下水とは、トイレからの排泄物が含まれた廃水です。
下水は住宅や商業ビル、自治体の下水ネットワークをつなぐポンプステーションから送られ、その性質は発生源によって異なります。
住宅から出る下水は、台所やお風呂場、トイレ、洗濯機で使われた水です。住宅からの下水には排泄物やトイレットペーパー、洗剤などph値が4~9の化学薬品が含まれています。
住宅からの下水の移送には、Unilift ポンプのほか、Vortexインペラまたはチャネルインペラを搭載した通路50~65 mmのSLポンプやSEポンプが適しています。
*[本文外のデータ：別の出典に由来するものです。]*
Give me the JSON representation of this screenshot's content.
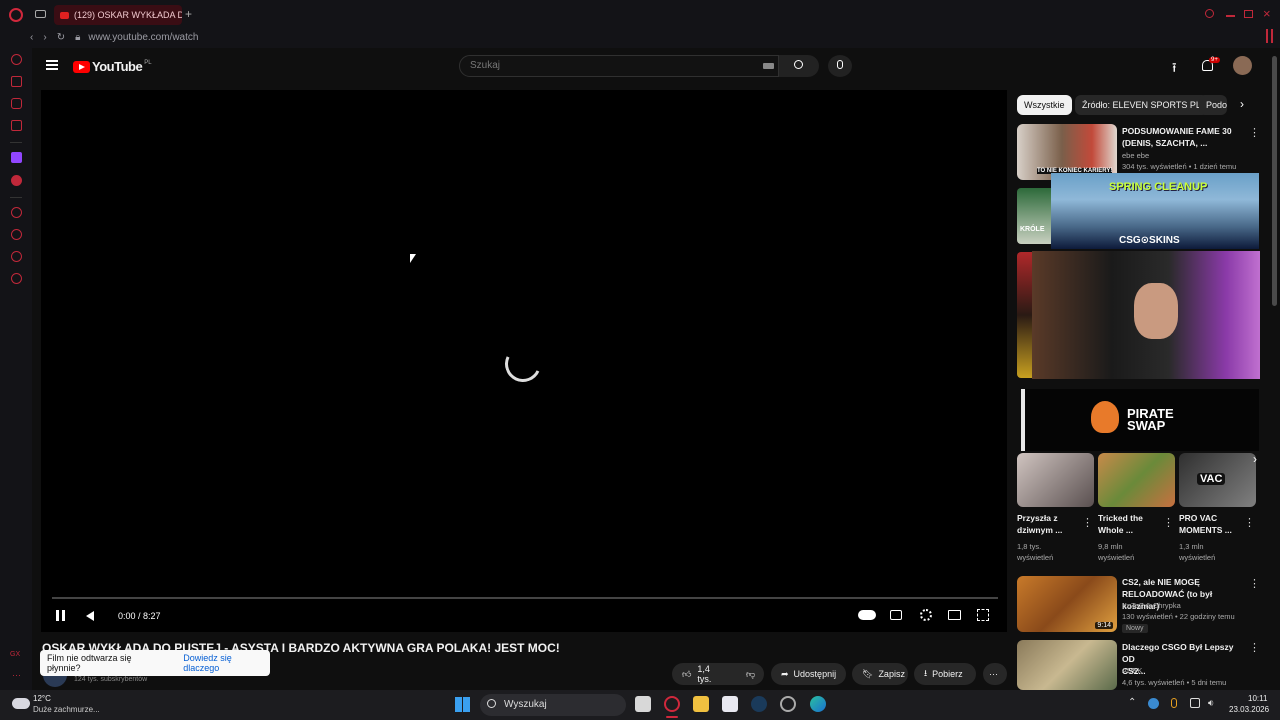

例えば人口の少ない地域にある、位置エネルギーが利用できない加圧装置のようなケースで、必要な容量が1秒あたり1~4ℓ以下の場合は、代わりに粉砕ポンプを使用するとよいでしょう。
住宅からの下水と、商業ビルや自治体の下水ネットワーをつなぐポンプステーションからの下水の違いは、商業ビルやポンプステーションからの下水は内容物が不明な場合があるという点です。廃水の中からストッキングやごみ袋、オムツ、生理用ナプキン、手袋といったものがみつかることも珍しくありません。
詰まりを防止するには、S-tubeインペラやSuperVortexインペラを搭載した、通路が80 mm以上のSLポンプやSEポンプのような浸漬型下水ポンプがおすすめです。
グルンドフォスの特許取得S-tubeインペラは、固形物を最大3%含む、大きな通路と高い水力効率が必要な用途に適しています。
SuperVortexインペラは固形物を最大5%含む下水向けです。対応できる内容物は:
- 大量の固形物
- 大量の繊維
- 気体を含んだスラッジ
- 研磨性物質です。
よって、システムに最も適したポンプとインペラを選ぶ第一歩として、移送する廃水の内容物を知ることが必須です。
基本的なルールとして、廃水に含まれる固形物が多いほど、または求められる流量が大きいほど、通路の広いポンプを選ぶようにしましょう。